Mon Mar 26 07:59:56 PDT 2007

On Mon, 26 Mar 2007, H?kon Bugge wrote:

> Hi Christian,
> 
> At 01:19 24.03.2007, beowulf-request at beowulf.org wrote:
> >I've yet to see a significant number of message-passing applications
> >show that an RDMA offload engine, as opposed to any other messaging
> >engine, is a stronger performance determinant.  That's probably
> >because there are other equally important and desirable features
> >implemented in other messaging engines.
> 
> 
> I find this statement hard to justify from 
> available benchmark data. Looking at the LS-DYNA 
> neon_refined_revised submissions to 
> www.topcrunch.org, you can add one in favour of 
> RDMA ;-).

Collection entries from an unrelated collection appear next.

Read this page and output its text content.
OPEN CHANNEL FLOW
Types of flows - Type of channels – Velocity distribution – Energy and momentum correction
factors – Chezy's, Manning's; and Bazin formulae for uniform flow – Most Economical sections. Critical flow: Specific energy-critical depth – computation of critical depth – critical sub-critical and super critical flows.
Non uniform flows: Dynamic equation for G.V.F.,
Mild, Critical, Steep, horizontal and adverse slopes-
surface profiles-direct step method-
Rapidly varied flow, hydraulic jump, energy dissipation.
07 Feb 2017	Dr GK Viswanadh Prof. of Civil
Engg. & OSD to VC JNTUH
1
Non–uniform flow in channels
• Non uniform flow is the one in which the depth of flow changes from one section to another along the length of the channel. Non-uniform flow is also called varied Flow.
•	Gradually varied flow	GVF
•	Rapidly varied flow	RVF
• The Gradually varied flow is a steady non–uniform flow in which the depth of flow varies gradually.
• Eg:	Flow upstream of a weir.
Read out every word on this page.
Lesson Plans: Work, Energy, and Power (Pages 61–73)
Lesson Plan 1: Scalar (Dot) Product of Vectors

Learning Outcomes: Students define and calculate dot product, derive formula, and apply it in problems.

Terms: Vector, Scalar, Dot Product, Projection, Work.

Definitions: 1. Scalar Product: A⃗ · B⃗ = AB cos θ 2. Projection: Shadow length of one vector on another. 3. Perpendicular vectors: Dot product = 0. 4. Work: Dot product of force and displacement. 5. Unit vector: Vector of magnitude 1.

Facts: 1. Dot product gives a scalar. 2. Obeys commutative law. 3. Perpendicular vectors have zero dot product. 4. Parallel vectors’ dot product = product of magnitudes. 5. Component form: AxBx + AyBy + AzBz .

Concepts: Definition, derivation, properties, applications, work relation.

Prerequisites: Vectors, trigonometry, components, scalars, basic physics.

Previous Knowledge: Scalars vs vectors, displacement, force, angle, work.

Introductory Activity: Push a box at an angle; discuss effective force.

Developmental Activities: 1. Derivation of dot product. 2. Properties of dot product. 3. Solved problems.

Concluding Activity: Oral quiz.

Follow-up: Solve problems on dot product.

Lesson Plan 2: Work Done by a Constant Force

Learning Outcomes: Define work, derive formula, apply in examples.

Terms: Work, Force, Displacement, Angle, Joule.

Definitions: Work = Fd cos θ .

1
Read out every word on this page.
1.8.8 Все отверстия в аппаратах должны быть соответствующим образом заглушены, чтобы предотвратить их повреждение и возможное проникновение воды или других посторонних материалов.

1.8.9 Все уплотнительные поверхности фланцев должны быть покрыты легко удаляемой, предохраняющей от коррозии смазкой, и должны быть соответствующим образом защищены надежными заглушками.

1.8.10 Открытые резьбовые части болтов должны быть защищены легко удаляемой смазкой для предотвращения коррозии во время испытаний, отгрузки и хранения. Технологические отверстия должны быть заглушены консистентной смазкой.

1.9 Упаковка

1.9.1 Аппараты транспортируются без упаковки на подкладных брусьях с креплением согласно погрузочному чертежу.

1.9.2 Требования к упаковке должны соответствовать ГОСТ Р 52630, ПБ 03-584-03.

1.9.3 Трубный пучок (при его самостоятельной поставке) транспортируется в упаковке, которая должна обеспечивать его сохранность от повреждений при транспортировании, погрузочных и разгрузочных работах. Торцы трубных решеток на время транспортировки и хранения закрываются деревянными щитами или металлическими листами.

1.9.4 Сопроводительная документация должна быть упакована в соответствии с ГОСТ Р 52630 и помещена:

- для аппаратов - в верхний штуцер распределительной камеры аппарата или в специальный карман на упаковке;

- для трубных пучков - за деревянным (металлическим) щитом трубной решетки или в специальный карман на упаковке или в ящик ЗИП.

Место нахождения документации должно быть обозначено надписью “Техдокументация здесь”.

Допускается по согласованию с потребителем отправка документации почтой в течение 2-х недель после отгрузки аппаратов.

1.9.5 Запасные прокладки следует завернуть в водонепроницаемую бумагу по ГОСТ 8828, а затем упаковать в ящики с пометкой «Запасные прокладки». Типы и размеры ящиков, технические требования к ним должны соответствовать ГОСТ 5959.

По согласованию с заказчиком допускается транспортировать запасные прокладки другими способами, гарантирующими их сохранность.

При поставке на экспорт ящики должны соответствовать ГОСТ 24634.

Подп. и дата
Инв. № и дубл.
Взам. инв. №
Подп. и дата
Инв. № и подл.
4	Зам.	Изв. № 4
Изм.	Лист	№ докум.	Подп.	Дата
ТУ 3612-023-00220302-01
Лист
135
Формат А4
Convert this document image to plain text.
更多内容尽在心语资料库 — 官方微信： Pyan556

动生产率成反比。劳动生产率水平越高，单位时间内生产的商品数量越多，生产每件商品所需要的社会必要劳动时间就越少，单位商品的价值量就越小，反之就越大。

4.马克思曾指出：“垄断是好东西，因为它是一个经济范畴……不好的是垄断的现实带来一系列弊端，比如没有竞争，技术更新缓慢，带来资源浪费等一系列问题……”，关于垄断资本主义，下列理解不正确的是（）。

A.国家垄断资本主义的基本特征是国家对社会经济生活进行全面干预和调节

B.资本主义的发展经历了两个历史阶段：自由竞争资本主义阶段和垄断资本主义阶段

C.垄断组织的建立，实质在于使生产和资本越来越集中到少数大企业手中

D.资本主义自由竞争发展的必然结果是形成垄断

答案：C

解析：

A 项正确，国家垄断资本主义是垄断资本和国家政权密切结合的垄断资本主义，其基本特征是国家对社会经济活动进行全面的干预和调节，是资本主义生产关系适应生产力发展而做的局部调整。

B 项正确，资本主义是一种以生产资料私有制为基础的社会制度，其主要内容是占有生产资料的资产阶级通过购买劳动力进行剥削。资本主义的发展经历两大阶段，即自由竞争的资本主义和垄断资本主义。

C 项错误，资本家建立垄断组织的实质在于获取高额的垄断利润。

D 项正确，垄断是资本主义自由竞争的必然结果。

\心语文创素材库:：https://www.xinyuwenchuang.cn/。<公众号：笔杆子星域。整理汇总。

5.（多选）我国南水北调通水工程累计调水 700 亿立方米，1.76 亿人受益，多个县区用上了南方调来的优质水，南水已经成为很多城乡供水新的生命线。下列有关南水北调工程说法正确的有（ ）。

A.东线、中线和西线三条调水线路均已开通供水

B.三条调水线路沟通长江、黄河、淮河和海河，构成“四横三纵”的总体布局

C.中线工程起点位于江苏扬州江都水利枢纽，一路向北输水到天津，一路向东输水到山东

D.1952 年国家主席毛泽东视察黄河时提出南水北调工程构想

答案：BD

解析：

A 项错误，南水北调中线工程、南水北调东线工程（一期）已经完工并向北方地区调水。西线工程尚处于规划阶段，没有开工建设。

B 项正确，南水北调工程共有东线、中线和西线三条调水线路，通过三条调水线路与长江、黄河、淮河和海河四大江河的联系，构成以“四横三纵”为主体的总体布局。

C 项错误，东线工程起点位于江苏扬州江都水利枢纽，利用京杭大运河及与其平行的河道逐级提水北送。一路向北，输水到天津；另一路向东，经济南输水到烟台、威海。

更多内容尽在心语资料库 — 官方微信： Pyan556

Scali MPI Connect, utilizing SDR IB, 
> performs better than all comparable systems, 
> except for one case, where Infinipath is faster. 
> This is somewhat surprising to me, given the 
> latency and message rate advantage Infinipath has 
> compared to traditional IB. Therefore, let me use 
> this opportunity to stress that its not only the 
> interconnect architecture, but also the software 
> harnessing it (read MPI) that matters.

Hi Håkon,

I'm unsure if i would call significant a submission comparing results
between configurations not compared at scale (in appearance large
versus small switch, much heavier shared-memory component at small
process counts).  For example, in your submitted configurations, the
interconnect communication (inter-node) is never involved more than
shared memory (intra-node) and when the interconnect does become
dominant at 32 procs, that's when InfiniPath is faster.  On the flip
side, you're right that these results show the importance of an MPI
implementation (at least for shared memory), which also means your
product is well positioned for the next generation of node
configurations in this regard.  However, because of the node
configurations and because this is really one benchmark, I can't take
these results as indicative of general interconnect performance.  Oh,
and because you're forcing me to compare results on this table, I now
see what Patrick at Myricom was saying -- the largest config you show
that stresses the interconnect (8x2x2) takes 596s walltime on a
similar Mellanox DDR and 452s walltime on InfiniPath SDR (yes, the
pipe is "100%" smaller but the performance is 25% better).  We have
performance engineers who gather this type of data and who've seen
these trends on other benchmarks, and they'll be happy to right any
wrong misconceptions, I'm certain.

Now I feel like I'm sticking my tongue out like a shameless vendor
and yet my original discussion is not really about beating the
InfiniPath drum, which your reply insinuates.  Rather, I was trying
to point out that what curses MPI in its inability to semantically
match the interfaces designed for offload is also what makes MPI
effective on other grounds.  Namely that a receiver-driven model with
no remote completion guarantees leaves enough room for implementors
to provide efficient network performance in many, perhaps
non-conventional forms.  Distilling the MPI discussion into "cpu
overhead" is focusing on a very specialized (i.e. narrow) part of
solving the MPI problem, a problem for which RDMA offload is not
panacea.

    . . christian

-- 
christian.bell at qlogic.com
(QLogic SIG, formerly Pathscale)